NYU Langone and UAB Heersink SOM reported that the kidneys immediately turned pink as they filled with blood and that they produced urine. They said the humans’ immune systems did not appear to attack the new organs and that the blood vessels held.
At the University of Maryland Medical Center, Bennett continues recovering with a pig heart — a heart that had been acquired for transplant into a nonhuman primate as part of the school’s research.
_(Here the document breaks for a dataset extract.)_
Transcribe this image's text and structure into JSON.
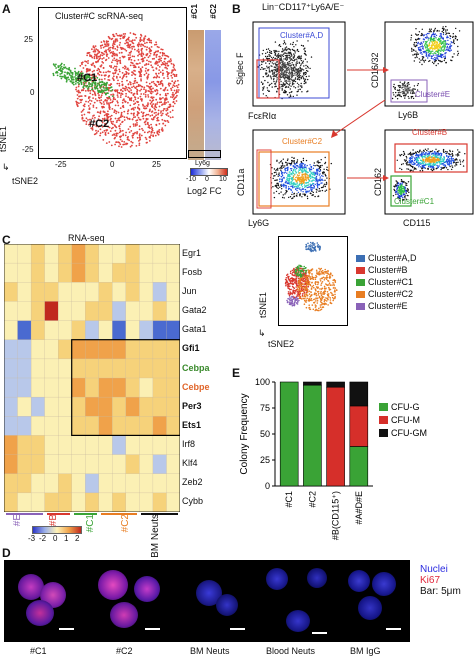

After doctors there learned that Bennett was out of options to treat his failing heart — having been rejected for a human heart transplant — they received emergency authorization from the FDA to conduct the porcine transplant in early January through its compassionate use provision for experimental treatments.
“I never imagined doing this on a person during my lifetime,” says Mohiuddin, who was on the transplant team. “When you hear that heartbeat — even in the baboon, it’s a great feeling, but nothing compares to seeing a heart beat in a human.”
The institutions plan to continue transplant experiments among animals and brain-dead humans to build more data to use in applications for clinical trials, possibly within two years. Among the major questions for those trials: Will the transplanted organs last for many years or just long enough for a human organ to become available?
At Mass General, Cooper contends that there’s already enough evidence from animal-to-animal transplants to justify a small, phased trial of pig kidney transplants to humans. Transplants in brain-dead people don’t provide useful information, he says, because bodily functions after brain death deteriorate rapidly and make it impossible to assess the impact of transplanted organs. He believes that observations over just several days yield no new insights.
Locke, however, says that watching the kidneys spring to life in a person gave her a surge about new possibilities: “There was a pause right before removing the clamps: I looked up at my partners and we all had this silent understanding of the magnitude of the moment.
“When the clamps came off, there was this sense of absolute relief and yet pure joy. Wow, this is hope. We actually might be able to walk into clinic and have a cure for every single person I see.”